Fried Pork Dumplings
For the filling
- 1 head of china cabbage
- 500 g minced pork
- 10-12 big tiger shrimp
- 3-4 garlic cloves
- Shredded ginger
- Sesame oil
- Chili sauce
- Soy sauce
Mix, and let sit for an hour or two
Start out with the cabbage. Remove any thick stocks, and chop the rest finely (don’t mince it, think shredded cheese).
Place the cabbage in a bowl, and strew about 2 tablespoons of fine salt over it. Turn it, and let it rest for at least half an hour. This will draw out most of the water in the cabbage!
While the cabbage rests, prepare the rest of the filling.

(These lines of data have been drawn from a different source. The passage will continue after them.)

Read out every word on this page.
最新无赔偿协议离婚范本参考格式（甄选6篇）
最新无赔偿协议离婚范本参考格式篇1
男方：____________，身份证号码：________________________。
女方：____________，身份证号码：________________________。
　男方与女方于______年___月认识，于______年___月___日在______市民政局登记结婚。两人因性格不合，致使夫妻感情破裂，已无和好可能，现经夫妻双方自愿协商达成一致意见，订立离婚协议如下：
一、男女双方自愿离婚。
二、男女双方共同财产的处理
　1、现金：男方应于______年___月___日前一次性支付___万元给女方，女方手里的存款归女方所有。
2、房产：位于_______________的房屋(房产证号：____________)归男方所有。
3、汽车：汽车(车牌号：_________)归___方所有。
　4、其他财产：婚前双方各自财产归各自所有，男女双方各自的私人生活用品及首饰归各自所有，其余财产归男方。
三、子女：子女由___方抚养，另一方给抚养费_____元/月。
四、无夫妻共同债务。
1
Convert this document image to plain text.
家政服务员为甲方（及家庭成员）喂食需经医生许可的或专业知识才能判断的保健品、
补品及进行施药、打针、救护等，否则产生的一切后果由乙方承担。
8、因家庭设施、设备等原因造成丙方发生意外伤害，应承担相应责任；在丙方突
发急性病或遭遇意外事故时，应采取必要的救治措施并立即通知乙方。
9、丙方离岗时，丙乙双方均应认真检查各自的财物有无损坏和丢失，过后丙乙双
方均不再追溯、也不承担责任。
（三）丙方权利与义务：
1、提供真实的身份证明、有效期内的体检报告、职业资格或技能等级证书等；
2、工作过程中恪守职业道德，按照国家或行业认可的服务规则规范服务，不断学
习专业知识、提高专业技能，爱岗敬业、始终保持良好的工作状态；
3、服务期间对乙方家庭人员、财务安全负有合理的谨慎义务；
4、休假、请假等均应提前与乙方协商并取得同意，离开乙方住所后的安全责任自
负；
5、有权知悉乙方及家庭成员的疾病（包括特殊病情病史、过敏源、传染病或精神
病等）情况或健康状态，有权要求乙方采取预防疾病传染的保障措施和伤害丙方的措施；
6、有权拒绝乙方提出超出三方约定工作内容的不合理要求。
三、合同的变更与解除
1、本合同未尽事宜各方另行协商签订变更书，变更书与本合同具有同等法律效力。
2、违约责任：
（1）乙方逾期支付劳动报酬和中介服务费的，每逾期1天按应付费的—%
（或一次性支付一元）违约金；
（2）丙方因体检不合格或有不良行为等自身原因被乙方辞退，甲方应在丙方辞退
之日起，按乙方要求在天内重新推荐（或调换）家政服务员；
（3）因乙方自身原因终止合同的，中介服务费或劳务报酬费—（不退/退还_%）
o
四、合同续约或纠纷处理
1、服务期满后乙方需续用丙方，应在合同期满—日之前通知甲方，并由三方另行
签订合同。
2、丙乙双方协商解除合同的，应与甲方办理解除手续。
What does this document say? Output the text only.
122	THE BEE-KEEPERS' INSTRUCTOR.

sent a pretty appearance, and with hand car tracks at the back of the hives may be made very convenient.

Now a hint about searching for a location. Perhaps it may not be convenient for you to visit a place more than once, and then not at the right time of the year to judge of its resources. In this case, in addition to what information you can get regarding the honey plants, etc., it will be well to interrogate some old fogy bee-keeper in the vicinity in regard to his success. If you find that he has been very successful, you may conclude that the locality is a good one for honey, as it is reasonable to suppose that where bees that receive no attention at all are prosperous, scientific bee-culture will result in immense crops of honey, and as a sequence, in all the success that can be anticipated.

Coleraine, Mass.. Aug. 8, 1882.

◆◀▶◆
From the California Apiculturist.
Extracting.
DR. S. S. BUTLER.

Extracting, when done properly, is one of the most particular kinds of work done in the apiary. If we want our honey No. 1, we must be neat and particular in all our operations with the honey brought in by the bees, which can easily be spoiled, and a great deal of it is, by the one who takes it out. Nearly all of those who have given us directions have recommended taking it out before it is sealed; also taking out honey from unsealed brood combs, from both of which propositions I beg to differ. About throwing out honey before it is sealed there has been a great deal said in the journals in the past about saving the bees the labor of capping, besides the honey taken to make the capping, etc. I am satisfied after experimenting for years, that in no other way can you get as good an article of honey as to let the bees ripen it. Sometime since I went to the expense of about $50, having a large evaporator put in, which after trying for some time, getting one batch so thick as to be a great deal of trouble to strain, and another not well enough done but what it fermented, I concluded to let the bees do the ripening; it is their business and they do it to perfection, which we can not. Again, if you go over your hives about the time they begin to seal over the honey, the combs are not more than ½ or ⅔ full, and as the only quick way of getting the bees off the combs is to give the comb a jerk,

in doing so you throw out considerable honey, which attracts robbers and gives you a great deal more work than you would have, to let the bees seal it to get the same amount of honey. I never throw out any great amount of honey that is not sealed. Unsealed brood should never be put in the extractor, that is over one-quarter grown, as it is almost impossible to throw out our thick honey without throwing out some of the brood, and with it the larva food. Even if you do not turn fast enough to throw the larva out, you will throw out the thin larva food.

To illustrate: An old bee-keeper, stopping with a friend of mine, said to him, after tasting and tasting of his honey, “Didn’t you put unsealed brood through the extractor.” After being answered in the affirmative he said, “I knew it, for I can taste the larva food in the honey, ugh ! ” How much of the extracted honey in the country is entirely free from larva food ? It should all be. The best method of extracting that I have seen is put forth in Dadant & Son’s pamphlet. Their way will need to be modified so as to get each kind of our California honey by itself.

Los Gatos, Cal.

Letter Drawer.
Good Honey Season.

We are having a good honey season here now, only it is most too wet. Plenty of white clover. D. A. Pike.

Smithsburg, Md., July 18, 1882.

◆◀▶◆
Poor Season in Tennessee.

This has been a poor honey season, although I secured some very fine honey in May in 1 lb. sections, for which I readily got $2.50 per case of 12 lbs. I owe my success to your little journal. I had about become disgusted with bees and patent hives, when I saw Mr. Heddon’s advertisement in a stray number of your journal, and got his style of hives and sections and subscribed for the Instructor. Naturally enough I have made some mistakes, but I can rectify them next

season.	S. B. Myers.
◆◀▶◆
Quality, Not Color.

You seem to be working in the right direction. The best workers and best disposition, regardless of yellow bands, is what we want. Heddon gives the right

The ingredients above are a guideline, if you like a lot of garlic, you add more garlic ect. (duh!). The shrimps are cut into chunks, usually 3-4 pieces a shrimp. Chop the garlic as fine as possible, as the chopping is said to preserve the taste better. As for the fluids, use 1-2 tbsp. of each
When the cabbage is done, put it in a cloth and wring out all the water. Add the dry-ish cabbage to the rest of the mixture, and mix well. The longer it gets to rest
Once the filling is all done, it’s time to fill the dumplings You can either make the wrappers yourself, or just buy them in the supermarket. Either works just fine.
Heat a frying pan with plenty of canola oil, and make sure you have a lid! Once the oil is hot, put the dumplings into the pan, folded side up. Fry until the underside has taken a little colour. Put the lid on, and quickly pour about 100 mL of water into the pan. Make sure the lid is closed, and wait for all the sputtering to die down.
Once all the water has once again evaporated, take the lid off, and finish the dumpling by turning them over so the top gets fried as well. Serve at once and enjoy with the home made dipping!